The reads used to generated those files are the Reads subsets, which are stored in the folder <temp_sub_Reads_dir>/Reads/<fraction>/.
The corresponding log file for these steps is log_files/samples_filter.log
The Bowtie2 log files generated when mapping Reads subset, are stored in PREFILT/<dataset>/02_MAPPING. Example of filename:
PREFILT/<dataset>/02_MAPPING/params_<parameters>/log_bowtie2/<genome_name>/<sample_name>_<genome_name>.log
VCF files¶
Variant calling files per genome (input for POGENOM) are stored in the directory 06_VCF. Example of filename:
06_VCF/<dataset>/params_<parameters>/<genome_name>.vcf
where <parameters> is a string of the key parameters used, for instance 'cov_20_bdth_40_subsamp_TRUE_mpq_20_bq_15'.
- An additional file including all the monomorphic sites can be found in the file:
- 06_VCF/<dataset>/params_<parameters>/<genome_name>_unfiltered.vcf
The list of samples used for the generation of the vcf files can be found in the files 06_VCF/<dataset>/params_<parameters>/<genome_name>_samples.txt
When no BAM file passes the filter (coverage and breadth), a vcf file cannot be created.

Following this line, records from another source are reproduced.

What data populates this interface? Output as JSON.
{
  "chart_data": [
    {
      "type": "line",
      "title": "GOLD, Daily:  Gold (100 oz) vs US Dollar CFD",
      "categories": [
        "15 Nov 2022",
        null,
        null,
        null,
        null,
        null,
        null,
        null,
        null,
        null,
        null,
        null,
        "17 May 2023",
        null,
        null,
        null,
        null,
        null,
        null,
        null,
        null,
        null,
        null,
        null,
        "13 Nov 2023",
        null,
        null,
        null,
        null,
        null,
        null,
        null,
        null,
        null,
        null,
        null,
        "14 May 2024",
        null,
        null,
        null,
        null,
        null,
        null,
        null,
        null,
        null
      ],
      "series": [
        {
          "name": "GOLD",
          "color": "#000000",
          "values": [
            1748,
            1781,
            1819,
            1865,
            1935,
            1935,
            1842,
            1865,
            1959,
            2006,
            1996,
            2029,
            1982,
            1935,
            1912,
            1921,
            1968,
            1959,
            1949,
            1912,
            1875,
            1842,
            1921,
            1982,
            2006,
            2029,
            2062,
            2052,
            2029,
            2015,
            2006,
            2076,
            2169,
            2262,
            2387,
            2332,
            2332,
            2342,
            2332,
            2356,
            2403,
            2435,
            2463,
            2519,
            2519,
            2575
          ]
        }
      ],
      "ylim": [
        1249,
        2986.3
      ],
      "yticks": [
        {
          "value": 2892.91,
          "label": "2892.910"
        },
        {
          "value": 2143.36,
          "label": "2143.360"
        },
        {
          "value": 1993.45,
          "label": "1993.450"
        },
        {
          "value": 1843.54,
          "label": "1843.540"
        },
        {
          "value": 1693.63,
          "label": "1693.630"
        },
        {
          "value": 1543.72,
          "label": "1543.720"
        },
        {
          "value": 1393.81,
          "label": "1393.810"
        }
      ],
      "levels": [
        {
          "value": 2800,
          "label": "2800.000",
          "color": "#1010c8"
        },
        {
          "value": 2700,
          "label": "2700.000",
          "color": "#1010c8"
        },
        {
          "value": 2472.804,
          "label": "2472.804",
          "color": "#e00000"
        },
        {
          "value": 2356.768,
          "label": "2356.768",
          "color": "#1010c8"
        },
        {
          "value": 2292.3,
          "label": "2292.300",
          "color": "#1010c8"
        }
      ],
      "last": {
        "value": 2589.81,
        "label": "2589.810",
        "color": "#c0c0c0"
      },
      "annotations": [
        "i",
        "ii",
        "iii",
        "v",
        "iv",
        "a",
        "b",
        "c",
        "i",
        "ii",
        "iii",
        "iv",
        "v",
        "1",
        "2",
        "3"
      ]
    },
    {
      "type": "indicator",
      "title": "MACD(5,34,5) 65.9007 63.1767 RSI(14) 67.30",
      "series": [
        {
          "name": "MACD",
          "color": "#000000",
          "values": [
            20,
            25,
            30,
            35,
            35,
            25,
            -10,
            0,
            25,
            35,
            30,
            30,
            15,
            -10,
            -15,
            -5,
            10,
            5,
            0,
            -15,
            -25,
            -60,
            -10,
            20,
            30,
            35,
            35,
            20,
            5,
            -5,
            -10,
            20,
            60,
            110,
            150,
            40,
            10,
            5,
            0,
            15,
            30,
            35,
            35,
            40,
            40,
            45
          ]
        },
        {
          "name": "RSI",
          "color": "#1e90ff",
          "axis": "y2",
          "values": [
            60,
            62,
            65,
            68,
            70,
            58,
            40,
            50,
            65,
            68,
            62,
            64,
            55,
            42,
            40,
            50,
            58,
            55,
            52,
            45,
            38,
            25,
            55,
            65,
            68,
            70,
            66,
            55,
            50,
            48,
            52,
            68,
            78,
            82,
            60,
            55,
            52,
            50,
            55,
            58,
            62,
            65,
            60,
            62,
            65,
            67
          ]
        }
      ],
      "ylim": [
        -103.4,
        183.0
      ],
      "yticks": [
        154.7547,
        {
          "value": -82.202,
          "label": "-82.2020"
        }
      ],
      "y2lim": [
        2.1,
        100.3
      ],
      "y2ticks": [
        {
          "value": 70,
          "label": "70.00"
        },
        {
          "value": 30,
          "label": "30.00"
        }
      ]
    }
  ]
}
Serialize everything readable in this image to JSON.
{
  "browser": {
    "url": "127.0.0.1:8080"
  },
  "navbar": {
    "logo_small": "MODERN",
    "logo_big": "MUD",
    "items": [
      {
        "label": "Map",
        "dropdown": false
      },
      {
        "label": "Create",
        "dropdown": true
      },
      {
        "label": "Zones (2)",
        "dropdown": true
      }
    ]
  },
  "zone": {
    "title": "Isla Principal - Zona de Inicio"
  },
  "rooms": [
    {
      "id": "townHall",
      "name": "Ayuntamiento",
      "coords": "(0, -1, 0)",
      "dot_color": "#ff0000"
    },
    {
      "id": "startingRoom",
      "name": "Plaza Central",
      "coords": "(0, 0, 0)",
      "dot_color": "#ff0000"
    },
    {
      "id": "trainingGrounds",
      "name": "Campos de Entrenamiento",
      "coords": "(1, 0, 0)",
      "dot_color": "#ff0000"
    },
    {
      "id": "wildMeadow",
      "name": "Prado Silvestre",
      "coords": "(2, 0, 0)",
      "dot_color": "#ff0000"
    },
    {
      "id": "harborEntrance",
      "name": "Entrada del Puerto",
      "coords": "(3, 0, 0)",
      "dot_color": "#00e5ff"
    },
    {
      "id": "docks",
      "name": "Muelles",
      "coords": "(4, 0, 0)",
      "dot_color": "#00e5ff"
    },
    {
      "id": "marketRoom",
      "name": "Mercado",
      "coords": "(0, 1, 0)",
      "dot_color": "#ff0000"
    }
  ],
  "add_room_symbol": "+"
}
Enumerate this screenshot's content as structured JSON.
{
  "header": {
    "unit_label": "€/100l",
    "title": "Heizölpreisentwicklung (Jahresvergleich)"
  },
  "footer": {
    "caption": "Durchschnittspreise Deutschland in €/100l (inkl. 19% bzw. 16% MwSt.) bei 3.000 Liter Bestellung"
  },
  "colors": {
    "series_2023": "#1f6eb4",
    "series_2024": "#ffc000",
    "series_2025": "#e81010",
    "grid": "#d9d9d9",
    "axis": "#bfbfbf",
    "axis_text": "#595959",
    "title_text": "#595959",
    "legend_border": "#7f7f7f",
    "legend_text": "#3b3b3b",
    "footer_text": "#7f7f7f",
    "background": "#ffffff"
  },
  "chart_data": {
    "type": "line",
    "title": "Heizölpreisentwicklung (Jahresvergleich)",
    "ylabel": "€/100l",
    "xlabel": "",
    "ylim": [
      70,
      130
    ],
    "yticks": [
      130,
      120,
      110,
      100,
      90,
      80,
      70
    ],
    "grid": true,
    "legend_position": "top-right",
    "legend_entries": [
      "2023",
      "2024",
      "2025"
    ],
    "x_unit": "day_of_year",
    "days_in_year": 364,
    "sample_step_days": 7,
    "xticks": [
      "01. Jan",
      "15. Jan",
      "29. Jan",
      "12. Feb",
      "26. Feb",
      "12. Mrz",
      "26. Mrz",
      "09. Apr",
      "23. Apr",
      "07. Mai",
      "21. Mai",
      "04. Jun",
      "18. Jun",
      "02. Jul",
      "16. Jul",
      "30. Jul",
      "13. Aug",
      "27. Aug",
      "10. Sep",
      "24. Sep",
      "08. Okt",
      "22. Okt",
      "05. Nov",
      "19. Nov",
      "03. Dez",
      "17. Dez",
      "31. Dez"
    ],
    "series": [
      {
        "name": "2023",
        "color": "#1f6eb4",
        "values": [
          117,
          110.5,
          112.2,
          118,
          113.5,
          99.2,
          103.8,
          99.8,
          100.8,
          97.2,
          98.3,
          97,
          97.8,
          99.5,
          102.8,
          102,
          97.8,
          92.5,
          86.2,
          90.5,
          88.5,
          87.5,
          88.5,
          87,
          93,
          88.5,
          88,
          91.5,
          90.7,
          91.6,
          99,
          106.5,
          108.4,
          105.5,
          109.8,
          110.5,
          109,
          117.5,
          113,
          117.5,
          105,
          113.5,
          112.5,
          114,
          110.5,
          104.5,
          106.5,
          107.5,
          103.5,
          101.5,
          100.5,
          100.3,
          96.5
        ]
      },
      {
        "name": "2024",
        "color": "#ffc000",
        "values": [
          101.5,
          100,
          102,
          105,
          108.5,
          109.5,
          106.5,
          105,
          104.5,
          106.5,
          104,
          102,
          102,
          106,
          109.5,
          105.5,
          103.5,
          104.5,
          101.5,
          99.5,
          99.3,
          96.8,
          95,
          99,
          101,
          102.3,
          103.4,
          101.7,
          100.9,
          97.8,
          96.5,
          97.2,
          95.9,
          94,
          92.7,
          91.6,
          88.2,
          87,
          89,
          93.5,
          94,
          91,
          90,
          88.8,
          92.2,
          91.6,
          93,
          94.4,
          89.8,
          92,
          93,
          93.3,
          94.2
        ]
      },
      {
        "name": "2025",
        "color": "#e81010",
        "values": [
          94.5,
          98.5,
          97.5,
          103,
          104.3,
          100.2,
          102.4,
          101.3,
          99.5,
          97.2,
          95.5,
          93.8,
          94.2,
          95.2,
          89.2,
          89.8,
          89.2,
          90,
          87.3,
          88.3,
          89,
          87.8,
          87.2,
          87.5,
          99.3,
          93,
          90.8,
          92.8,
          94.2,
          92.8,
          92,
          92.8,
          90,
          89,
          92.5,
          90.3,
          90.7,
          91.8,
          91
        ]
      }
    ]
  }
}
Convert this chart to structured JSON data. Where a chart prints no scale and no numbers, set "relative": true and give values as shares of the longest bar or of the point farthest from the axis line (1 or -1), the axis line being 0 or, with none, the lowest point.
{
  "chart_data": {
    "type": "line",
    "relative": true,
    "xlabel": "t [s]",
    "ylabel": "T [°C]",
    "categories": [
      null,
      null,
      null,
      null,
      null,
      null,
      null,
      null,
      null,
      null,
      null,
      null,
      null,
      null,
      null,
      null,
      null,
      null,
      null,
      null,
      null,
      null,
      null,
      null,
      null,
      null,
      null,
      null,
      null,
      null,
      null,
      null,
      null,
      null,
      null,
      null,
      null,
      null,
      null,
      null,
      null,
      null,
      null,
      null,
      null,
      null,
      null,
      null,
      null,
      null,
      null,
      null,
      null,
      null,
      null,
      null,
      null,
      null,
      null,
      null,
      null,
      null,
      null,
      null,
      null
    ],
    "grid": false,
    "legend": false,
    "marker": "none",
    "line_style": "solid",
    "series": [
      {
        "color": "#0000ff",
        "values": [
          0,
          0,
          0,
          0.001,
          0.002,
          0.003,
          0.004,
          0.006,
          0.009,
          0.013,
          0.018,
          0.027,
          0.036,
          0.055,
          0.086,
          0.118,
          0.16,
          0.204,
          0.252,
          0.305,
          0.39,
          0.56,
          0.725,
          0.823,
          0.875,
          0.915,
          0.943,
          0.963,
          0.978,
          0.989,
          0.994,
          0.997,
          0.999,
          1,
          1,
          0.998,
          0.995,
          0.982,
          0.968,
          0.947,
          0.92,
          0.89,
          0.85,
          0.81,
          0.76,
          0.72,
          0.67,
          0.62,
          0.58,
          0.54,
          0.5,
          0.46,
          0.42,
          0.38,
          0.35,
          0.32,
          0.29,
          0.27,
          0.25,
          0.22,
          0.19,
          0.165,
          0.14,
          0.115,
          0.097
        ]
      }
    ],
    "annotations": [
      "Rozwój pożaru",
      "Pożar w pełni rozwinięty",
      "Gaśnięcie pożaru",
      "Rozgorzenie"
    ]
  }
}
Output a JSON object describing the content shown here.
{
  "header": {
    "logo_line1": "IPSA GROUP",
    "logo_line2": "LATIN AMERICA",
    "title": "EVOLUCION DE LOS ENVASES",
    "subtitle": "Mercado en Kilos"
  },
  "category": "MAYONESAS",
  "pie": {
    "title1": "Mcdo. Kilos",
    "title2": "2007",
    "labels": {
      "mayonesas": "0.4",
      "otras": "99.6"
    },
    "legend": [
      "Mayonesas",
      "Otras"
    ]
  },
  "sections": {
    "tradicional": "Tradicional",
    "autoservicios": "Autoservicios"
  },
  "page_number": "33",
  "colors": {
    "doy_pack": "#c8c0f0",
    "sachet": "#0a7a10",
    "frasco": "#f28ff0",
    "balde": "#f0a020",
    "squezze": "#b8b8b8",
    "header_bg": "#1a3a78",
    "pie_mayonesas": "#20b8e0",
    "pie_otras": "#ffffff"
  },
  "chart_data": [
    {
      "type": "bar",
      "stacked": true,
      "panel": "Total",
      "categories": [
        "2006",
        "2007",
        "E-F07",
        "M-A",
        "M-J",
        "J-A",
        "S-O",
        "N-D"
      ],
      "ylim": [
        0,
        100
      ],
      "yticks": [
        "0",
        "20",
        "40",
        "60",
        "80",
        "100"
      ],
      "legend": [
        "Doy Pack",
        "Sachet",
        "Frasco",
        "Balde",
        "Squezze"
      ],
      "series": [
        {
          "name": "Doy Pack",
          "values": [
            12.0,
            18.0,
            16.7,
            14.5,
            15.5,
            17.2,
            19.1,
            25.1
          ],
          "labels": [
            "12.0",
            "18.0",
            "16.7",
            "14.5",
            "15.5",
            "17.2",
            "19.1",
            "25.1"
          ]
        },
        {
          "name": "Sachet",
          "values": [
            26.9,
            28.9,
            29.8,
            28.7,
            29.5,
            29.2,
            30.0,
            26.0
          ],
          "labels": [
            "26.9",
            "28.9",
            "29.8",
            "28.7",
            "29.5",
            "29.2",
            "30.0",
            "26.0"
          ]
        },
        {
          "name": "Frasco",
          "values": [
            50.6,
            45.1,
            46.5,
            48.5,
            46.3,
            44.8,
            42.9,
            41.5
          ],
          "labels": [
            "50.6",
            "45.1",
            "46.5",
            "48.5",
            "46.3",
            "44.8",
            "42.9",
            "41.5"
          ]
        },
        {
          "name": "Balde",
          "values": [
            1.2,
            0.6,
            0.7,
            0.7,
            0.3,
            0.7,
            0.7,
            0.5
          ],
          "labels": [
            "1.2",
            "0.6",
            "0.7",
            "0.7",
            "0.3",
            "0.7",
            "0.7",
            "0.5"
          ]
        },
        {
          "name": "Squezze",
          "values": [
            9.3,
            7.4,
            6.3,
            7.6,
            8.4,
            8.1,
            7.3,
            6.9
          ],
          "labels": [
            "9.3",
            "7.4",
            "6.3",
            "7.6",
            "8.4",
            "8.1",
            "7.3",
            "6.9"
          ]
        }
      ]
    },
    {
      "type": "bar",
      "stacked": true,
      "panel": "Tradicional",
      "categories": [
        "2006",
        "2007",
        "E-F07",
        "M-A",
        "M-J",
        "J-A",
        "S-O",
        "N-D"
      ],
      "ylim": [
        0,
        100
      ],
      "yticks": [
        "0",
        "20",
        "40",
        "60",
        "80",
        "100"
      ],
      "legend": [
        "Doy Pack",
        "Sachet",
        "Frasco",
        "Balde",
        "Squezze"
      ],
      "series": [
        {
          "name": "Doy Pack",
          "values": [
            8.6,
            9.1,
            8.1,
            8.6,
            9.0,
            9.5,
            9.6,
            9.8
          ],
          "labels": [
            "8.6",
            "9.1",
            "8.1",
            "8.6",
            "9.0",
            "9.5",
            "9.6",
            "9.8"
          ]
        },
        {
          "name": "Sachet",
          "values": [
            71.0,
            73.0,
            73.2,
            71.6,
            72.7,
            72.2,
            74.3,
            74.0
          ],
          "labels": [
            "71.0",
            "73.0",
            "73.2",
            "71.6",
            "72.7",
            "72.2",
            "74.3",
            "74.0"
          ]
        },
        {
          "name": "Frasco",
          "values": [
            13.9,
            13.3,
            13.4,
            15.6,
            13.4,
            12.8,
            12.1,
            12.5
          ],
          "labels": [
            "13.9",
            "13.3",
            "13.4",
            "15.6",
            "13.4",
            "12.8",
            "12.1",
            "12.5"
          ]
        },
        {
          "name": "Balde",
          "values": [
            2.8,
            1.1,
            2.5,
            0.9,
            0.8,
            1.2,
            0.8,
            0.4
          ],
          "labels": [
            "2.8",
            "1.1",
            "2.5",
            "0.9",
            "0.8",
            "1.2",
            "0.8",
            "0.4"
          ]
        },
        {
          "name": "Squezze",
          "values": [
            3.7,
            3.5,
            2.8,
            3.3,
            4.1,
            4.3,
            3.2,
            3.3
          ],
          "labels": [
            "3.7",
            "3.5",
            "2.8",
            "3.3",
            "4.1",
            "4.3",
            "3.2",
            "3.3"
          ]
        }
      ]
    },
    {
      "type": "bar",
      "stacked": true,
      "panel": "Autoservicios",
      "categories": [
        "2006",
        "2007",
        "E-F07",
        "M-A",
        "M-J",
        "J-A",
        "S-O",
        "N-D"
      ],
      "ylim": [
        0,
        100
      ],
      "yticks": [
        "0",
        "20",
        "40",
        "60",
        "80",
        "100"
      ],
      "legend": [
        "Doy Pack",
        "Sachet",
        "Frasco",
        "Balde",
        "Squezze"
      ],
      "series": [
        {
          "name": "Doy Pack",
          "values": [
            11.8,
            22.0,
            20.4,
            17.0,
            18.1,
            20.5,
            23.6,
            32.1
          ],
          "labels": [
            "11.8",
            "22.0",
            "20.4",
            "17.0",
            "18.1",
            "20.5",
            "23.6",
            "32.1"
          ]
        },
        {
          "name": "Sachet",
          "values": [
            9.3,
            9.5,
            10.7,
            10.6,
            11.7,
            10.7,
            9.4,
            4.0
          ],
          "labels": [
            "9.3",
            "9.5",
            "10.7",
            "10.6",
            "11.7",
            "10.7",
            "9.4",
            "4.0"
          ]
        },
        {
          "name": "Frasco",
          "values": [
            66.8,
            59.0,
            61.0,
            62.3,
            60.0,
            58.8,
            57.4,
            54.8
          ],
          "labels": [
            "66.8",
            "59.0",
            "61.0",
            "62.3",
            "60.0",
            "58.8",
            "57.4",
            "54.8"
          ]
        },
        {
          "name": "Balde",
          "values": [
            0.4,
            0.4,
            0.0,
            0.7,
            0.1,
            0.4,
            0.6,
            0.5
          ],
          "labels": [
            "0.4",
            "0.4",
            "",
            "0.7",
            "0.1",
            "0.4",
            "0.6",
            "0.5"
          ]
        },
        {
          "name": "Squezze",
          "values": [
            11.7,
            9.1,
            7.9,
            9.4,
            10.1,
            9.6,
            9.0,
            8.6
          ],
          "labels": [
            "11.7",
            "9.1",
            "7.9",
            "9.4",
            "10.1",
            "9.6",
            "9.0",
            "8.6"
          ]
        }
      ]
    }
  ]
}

In this case, the corresponding <genome_name>_samples.txt file will contain the following statement: “The genome <genome_name> has not BAM file that passes the filter breadth and coverage. A vcf file cannot be created.”
When “mode_prefilt” is used, the suffix “_prefilt” will be added to <dataset> in VCF files, e.g., 06_VCF/<dataset>_prefilt/params_<parameters>/<genome_name>.vcf
The corresponding log file for these steps is (are):
log_files/<dataset>_genomes_vcf_files.log or log_files/<dataset>.<genome_name>_vcf_files.log (when "mode_prefilt" is used)
Genome size files¶
The size of the genome (number of bases) is stored in file <genome_name>.size. This value may be used later as input for POGENOM.